Des policiers du poste de La Tour Koenig sont restés bouche bée lorsqu’ils ont contacté la Child Development Unit (CDU) après qu’un cas d’agression sexuelle allégué impliquant des mineurs d’un “shelter” a été rapporté. En effet, une responsable de l’Alternate Care Unit a informé que des officiers de la CDU « étaient à une fête » et qu’ils « ne pouvaient se déplacer ».

Selon nos renseignements, l’inspecteur de police de La Tour Koenig était « très remonté » par cette attitude et a quand même ouvert une enquête sur les allégations portées par les victimes, et ce tout en donnant des détails sur les différentes démarches que son équipe et lui ont faites pour pouvoir mettre la main sur les officiers du ministère. C’est vers 13h hier qu’une responsable de l’APU a conduit deux enfants âgés de 9 et 10 ans au poste, où ces derniers ont avancé que des ados du “shelter” leur ont fait subir des sévices sexuels. La police a emmené les petits à l’hôpital Jeetoo, à Port-Louis, où après un premier bilan de santé, ils ont été placés en observation dans une salle. Comme le veut la procédure, une équipe de la CDU doit rencontrer les mineurs pour savoir ce qui s’est passé. Ces derniers doivent aussi être assistés par un psychologue en cas de nécessité.

Dans la déposition, l’inspecteur de police dit avoir contacté un officier de la Family Welfare Protection et même la Permanent Secretary du ministère concerné car « la CDU tardait à venir ». Il a aussi indiqué que, peu après, un responsable de l’APU devait l’informer que les officiers de la CDU « étaient à une fête ». Vers 20h50, une psychologue et deux officiers de la Family Welfare Protection se sont présentés au poste de police pour assister un autre mineur du “shelter” dans un autre cas d’agression.

Les policiers les ont informés de l’histoire des deux enfants admis à l’hôpital, mais les officiers ont déclaré « ne pas être au courant », précisant avoir fait le déplacement pour le cas d’agression et non pour l’affaire des deux enfants. « Nous ne pouvons prendre aucune action pour eux », ont-ils dit.

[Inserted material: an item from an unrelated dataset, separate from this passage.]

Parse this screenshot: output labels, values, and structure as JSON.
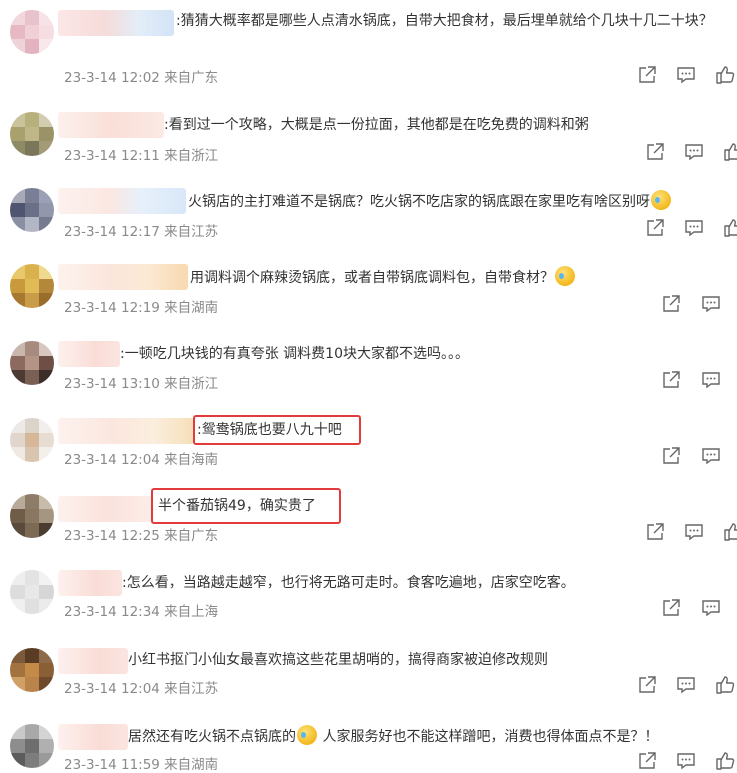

L’autre cas, pour lequel le psychologue et la Family Welfare Protection se sont déplacés, a été rapporté hier toujours à la police de La Tour Koenig. Un garçon de huit ans, interné dans ledit “shelter”, a déclaré qu’il était sur un canapé quand deux autres camarades lui ont demandé de frapper un de leurs amis, chose qu’il a refusée. Le duo l’a alors traîné dans une chambre, qu’il a fermée à clé, avant de lui asséner des coups avec un morceau de ferraille et de lui lancer une chaise au visage. Ayant subi une blessure au coude, la victime a été transportée à l’hôpital et a été placée en observation. Une enquête policière sur ce cas d’agression a été ouverte.